Après plusieurs années de détention le "prisonnier 952" est appelé. "Ils l’ont dit : +Félicitations, tu es libre+", tu es innocent.
Cinq années après son retour de la prison américaine de Guantanamo, où il fut enfermé pendant près de quatre ans, Hija Shahaza, 45 ans, n'en démord pas: il veut "prendre sa revanche" et "punir les Américains", ces "ennemis de l'Afghanistan".
Ancien "moudjahid (combattant) ordinaire", selon ses dires, du Hezb-i-Islami, un groupe de combattants afghan distinct des talibans, sa vie bascule une nuit de 2002, quand des soldats "font irruption" dans sa maison.
Il passera cinq mois à la prison de Bagram, près de Kaboul. Avant d'être transféré à base navale américaine de Guantanamo à Cuba, où les Américains ont ouvert en janvier 2002 une prison pour y enfermer, au mépris de toute convention internationale, des soi-disant « terroristes ».
Dix ans après, quelque 171 hommes y sont encore détenus, dont une vingtaine d'Afghans, selon Kaboul.
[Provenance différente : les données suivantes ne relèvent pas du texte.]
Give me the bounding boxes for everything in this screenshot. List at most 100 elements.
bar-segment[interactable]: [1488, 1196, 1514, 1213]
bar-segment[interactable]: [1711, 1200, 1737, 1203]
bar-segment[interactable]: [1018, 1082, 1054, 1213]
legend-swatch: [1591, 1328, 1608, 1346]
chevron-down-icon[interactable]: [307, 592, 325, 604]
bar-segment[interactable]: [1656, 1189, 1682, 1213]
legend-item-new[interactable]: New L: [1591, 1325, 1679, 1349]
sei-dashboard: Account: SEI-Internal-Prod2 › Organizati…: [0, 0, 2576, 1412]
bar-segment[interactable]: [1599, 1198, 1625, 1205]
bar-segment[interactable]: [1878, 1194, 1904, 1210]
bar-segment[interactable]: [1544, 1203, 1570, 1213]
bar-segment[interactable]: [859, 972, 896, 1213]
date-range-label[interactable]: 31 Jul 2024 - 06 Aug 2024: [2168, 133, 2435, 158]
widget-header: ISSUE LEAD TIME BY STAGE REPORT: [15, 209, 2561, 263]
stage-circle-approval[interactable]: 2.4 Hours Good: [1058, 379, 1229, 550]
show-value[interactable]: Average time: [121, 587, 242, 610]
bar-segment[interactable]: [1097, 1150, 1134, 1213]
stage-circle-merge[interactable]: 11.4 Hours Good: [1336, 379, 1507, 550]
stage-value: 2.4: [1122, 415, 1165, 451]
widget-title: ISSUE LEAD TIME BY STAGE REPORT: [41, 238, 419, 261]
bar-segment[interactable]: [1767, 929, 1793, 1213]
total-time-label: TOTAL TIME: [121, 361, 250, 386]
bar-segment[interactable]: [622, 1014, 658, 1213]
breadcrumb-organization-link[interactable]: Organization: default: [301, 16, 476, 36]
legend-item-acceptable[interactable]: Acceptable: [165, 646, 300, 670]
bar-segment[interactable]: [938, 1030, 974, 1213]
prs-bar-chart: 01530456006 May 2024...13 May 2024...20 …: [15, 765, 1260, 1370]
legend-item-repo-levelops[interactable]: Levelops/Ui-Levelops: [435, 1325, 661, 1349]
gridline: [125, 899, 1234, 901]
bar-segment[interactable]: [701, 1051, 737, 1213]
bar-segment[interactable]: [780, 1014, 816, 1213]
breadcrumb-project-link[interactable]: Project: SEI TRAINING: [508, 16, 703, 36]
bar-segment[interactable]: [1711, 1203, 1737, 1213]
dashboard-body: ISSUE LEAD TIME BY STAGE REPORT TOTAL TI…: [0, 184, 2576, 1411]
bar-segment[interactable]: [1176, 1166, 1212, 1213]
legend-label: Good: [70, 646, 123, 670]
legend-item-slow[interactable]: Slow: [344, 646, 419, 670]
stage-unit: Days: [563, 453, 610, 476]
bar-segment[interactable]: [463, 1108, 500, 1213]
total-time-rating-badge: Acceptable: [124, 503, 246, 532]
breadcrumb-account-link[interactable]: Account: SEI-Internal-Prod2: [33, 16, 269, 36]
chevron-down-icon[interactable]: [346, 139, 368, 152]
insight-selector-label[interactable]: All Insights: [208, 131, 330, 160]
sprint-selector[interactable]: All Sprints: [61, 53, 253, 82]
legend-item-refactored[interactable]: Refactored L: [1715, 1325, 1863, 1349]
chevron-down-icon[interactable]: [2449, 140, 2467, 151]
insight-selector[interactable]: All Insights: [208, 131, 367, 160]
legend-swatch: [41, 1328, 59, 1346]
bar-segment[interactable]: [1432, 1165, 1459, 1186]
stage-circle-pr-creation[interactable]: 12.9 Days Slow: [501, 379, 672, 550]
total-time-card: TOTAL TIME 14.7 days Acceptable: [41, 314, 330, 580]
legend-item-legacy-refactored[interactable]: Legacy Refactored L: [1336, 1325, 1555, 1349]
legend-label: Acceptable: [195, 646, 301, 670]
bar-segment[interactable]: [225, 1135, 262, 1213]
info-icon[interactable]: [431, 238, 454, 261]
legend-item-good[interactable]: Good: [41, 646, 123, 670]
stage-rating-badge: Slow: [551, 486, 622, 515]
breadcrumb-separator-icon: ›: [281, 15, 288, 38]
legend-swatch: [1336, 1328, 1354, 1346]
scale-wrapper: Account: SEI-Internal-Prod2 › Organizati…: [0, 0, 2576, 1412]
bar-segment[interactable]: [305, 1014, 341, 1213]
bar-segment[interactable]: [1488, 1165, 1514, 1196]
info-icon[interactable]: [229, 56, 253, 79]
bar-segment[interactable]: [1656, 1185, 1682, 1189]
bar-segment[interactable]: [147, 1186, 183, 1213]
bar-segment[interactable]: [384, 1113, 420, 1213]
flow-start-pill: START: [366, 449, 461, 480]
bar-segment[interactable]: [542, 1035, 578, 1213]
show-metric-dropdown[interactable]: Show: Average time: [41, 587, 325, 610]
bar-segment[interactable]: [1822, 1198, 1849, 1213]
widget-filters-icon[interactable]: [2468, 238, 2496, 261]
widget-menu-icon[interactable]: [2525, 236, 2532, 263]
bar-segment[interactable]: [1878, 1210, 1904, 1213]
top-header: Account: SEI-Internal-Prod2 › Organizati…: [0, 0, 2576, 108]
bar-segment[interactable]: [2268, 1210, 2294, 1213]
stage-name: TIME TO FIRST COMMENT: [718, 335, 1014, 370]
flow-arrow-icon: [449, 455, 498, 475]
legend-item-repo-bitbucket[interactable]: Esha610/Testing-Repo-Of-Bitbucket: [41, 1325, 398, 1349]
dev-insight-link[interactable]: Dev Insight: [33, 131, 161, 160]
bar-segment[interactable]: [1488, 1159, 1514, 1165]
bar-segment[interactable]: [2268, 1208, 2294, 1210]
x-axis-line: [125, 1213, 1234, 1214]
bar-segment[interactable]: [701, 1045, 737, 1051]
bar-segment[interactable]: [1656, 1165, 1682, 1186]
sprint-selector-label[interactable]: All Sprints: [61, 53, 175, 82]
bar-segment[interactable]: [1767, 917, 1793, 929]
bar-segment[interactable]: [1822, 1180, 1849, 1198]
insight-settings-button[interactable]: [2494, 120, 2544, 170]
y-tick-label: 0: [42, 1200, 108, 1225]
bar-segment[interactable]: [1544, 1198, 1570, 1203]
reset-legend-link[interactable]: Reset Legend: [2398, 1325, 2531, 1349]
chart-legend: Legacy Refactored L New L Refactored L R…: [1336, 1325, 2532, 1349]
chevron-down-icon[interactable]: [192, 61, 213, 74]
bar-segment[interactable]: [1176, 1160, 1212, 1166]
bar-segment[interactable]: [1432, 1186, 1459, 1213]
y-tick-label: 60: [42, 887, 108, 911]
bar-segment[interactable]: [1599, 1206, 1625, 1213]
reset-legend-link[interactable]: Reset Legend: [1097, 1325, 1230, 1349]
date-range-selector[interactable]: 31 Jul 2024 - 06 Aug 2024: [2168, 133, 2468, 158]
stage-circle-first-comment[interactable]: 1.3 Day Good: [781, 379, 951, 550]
A son arrivée à Guantanamo, Hija Shahaza est enregistré sous le nom de "Mollah Khairullah", comme, d'après lui, six ou sept autres détenus. "Pourtant (le vrai) Mollah Khairullah était (lui aussi) à Guantanamo. Et il n'a jamais nié son identité", observe-t-il, dénonçant "un complot", puisque "80% des prisonniers dits talibans ne l'étaient pas".
Enfermé dans un container divisé en quatre chambres, chacune d'une dimension de deux mètres sur deux, toilettes incluses, il doit partager son quotidien avec un autre détenu, faire ses besoins devant ce dernier, et inversement. Se déshabiller devant ses geôliers. Se faire raser cheveux et barbe.
"Je suis surpris de n'être pas mort d'avoir fait cela, que mon coeur, de honte, n'ait pas cessé de battre. Comment ai-je pu devenir un Pachtoune aussi faible ?", se demande-t-il, en référence à son ethnie, également celle d'origine des talibans. Ses interrogatoires tournent autour des talibans et d'Oussama Ben Laden. Sans qu'il ne puisse jamais répondre quoi que ce soit.
Après plusieurs années à ce régime, et un passage devant un tribunal, le "prisonnier 952" est appelé. "Ils m'ont dit : +Félicitations, tu es libre+."
Quinze jours plus tard, un avion le ramène à Kaboul. Une lettre lui est remise, attestant de son innocence.
"Mais j'en fais quoi de cette lettre, après quatre ans de prison ?", s'interroge-t-il. Et d'embrayer: "Les infidèles ne seront jamais des amis de l'Islam. (...) Si un jour je le peux, je prendrai ma revanche et je punirai les Américains".
"Guantanamo a été un facteur important de l'expansion de la violence et de la rébellion contre les Etats-Unis en Afghanistan et au Pakistan. Les histoires horribles liées à ce lieu hanteront la mémoire collective pendant des dizaines d'années encore", observe Waheed Mujda, analyste politique afghan et ancien fonctionnaire sous le régime des talibans (1996-2001).
"Beaucoup des gens qui n'étaient pas des talibans y ont été emprisonnés. J'en connais même certains qui ont rejoint les talibans après avoir été libéré", note-t-il.